I concur in the majority’s narrow holding that “[wjhen complainant information has been ordered disclosed to counsel who, when later representing a different defendant, succeeds under Pitchess [v. Superior Court (1974) 11 Cal.3d 531 [113 Cal.Rptr. 897, 522 P.2d 305]] in discovering the same complainant information relating to the same officer, *683counsel may then refer to the derivative information uncovered as part of the earlier followup investigation.” (Maj. opn., ante, at p. 681, italics added.) After counsel has won a second Pitchess disclosure, involving the same officer and the same complainant information, no purpose of the statutes and protective orders that safeguard confidential police officer personnel records is served by requiring counsel to perform a meaningless duplicate investigation before using, at trial, derivative information counsel already possesses.
However, I do not interpret the majority’s opinion, or its judgment, to imply that counsel may employ information learned as a direct result of the first Pitchess disclosure to support a later request for Pitchess disclosure in a different case. The statutory scheme, and the protective orders issued thereunder, restrict “use of the . . . information [disclosed through a Pitchess motion] to the proceeding in which it was sought.” (Alford v. Superior Court (2003) 29 Cal.4th 1033, 1042 [130 Cal.Rptr.2d 672, 63 P.3d 228], italics added (Alford).) In this context, I see no reason to distinguish between direct and derivative “use.” Otherwise counsel could win Pitchess disclosure against an officer in one case, obtain derivative information as a result, then invade the hapless officer’s confidential file again and again, in circumvention of Alford, simply by bringing an infinite number of subsequent Pitchess motions, using the previously obtained information to demonstrate the need for new disclosure.

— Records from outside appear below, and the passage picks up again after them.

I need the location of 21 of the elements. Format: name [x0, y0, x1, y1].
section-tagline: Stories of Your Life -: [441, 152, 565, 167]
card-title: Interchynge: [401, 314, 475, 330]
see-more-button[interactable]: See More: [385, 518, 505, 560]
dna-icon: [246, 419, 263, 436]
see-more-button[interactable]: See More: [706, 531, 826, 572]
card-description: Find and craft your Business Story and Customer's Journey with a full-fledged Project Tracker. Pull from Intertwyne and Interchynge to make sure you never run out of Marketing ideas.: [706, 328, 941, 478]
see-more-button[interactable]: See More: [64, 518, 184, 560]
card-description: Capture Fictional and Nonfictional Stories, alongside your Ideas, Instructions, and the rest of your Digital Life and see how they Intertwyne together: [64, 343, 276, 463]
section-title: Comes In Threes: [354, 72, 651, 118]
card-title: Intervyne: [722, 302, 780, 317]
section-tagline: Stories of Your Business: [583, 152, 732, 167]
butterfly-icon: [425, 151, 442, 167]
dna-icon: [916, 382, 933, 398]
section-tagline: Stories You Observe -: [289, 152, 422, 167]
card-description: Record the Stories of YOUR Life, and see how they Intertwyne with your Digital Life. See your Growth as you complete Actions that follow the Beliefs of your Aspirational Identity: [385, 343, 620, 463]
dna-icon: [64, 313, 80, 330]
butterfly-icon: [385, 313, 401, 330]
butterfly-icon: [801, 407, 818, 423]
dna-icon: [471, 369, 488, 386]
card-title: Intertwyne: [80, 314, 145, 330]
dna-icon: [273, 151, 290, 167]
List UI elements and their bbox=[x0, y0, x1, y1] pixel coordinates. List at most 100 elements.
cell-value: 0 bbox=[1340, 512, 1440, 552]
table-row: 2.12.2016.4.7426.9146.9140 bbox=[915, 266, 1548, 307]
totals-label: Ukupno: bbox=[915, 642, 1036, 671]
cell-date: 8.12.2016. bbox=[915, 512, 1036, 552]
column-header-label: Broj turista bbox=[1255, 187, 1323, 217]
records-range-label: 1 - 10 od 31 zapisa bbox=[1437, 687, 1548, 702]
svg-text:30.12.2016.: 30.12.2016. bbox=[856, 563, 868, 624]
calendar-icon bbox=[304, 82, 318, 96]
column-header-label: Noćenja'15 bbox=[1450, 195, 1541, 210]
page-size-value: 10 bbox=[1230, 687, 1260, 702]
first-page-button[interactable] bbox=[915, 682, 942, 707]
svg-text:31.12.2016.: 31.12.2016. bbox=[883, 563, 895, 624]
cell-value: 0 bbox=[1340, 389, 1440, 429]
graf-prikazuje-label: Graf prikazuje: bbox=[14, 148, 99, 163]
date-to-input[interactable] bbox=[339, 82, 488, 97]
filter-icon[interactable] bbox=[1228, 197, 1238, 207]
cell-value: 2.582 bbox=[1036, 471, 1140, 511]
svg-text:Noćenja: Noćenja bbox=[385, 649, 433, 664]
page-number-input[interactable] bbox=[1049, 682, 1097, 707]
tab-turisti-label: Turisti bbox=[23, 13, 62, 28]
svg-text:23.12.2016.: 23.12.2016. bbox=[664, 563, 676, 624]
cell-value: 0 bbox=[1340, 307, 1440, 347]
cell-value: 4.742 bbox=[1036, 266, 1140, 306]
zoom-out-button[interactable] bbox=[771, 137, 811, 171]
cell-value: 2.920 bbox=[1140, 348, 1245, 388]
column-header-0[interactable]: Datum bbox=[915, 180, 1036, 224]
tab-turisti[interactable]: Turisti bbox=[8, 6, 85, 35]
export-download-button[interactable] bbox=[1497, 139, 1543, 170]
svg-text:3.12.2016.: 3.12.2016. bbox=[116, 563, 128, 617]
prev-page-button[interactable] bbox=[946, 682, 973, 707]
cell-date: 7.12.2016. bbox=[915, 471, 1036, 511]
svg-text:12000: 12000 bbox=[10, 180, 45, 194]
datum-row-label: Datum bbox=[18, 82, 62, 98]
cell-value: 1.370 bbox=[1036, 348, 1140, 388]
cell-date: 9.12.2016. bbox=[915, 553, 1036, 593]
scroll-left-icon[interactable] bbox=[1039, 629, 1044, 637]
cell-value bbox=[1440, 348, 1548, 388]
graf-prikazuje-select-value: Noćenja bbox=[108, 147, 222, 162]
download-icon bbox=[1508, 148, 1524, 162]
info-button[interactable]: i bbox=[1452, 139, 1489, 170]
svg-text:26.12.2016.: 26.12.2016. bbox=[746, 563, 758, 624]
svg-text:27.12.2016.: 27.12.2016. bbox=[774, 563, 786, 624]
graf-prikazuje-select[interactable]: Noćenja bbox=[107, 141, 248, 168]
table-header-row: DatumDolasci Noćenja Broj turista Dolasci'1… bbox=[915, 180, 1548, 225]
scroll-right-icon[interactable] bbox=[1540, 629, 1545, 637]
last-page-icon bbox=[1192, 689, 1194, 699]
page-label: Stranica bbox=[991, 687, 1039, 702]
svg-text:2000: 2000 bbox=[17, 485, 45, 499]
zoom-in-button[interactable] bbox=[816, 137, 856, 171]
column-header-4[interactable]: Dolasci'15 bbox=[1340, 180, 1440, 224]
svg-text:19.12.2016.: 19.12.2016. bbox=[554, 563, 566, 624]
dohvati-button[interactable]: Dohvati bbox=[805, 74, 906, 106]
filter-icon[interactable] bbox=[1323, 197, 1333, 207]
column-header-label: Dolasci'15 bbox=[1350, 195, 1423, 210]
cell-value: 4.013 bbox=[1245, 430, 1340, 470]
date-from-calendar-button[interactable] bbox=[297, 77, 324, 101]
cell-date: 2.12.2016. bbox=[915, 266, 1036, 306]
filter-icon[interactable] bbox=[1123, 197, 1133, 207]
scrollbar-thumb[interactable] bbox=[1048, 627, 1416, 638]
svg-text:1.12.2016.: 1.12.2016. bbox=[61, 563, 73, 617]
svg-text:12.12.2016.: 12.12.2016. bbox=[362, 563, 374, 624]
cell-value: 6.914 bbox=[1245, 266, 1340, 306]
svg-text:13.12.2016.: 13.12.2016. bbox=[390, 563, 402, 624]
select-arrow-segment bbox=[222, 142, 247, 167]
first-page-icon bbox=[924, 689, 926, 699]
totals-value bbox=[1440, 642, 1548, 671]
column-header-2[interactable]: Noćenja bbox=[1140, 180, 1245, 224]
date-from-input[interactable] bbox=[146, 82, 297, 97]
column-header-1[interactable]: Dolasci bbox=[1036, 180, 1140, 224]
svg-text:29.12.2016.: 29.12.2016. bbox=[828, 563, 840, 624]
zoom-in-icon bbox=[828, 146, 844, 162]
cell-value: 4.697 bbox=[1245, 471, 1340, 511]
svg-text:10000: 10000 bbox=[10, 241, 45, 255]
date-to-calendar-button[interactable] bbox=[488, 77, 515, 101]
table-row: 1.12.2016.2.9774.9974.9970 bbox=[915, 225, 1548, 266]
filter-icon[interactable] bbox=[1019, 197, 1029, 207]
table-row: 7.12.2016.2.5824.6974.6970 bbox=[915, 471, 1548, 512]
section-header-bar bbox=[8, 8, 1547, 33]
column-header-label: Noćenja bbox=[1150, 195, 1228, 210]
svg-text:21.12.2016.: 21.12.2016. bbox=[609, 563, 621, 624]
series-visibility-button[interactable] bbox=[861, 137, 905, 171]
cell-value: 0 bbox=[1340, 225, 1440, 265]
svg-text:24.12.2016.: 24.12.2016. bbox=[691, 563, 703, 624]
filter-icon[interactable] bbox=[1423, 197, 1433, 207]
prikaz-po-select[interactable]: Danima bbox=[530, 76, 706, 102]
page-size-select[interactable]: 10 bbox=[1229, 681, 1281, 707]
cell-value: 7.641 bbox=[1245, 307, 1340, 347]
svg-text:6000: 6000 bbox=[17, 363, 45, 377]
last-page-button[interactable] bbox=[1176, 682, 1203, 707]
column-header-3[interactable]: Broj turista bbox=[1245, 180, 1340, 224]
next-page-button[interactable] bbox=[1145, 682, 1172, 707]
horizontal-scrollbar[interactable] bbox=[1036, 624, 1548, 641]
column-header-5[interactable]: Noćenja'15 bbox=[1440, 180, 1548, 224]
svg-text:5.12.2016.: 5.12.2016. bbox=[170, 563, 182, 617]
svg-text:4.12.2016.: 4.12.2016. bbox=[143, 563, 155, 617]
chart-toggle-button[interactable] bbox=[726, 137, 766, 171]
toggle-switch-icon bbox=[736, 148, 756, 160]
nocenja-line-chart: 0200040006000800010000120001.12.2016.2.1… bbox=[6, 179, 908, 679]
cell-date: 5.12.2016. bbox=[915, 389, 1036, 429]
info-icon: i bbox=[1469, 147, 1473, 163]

As Alford explained, the statutes’ “careful[] balancing] [of] peace officers’ privacy interests in their personnel records against defendants’ rights of access to information relevant to their defense” requires that Pitchess disclosure be ordered “only on a showing of materiality to a particular case.” (Alford, supra, 29 Cal.4th at p. 1042, italics added.) To establish such materiality, and obtain in camera inspection of the officer’s files, the defendant need only present a “plausible factual foundation” for a claim that, in his or her case, the officer lied or committed other relevant misconduct. (Warrick v. Superior Court (2005) 35 Cal.4th 1011, 1025 [29 Cal.Rptr.3d 2, 112 P.3d 2].) The in camera determination whether the files contain relevant and discloseable information should similarly be guided by the circumstances of the particular case in which disclosure is sought. Accordingly, the statutory balance would be upset by allowing counsel to “pile on” against the officer by using, in later Pitchess proceedings, information obtained as the result of an earlier Pitchess disclosure.
On the assumption that the majority opinion and judgment are thus circumscribed, I concur in both.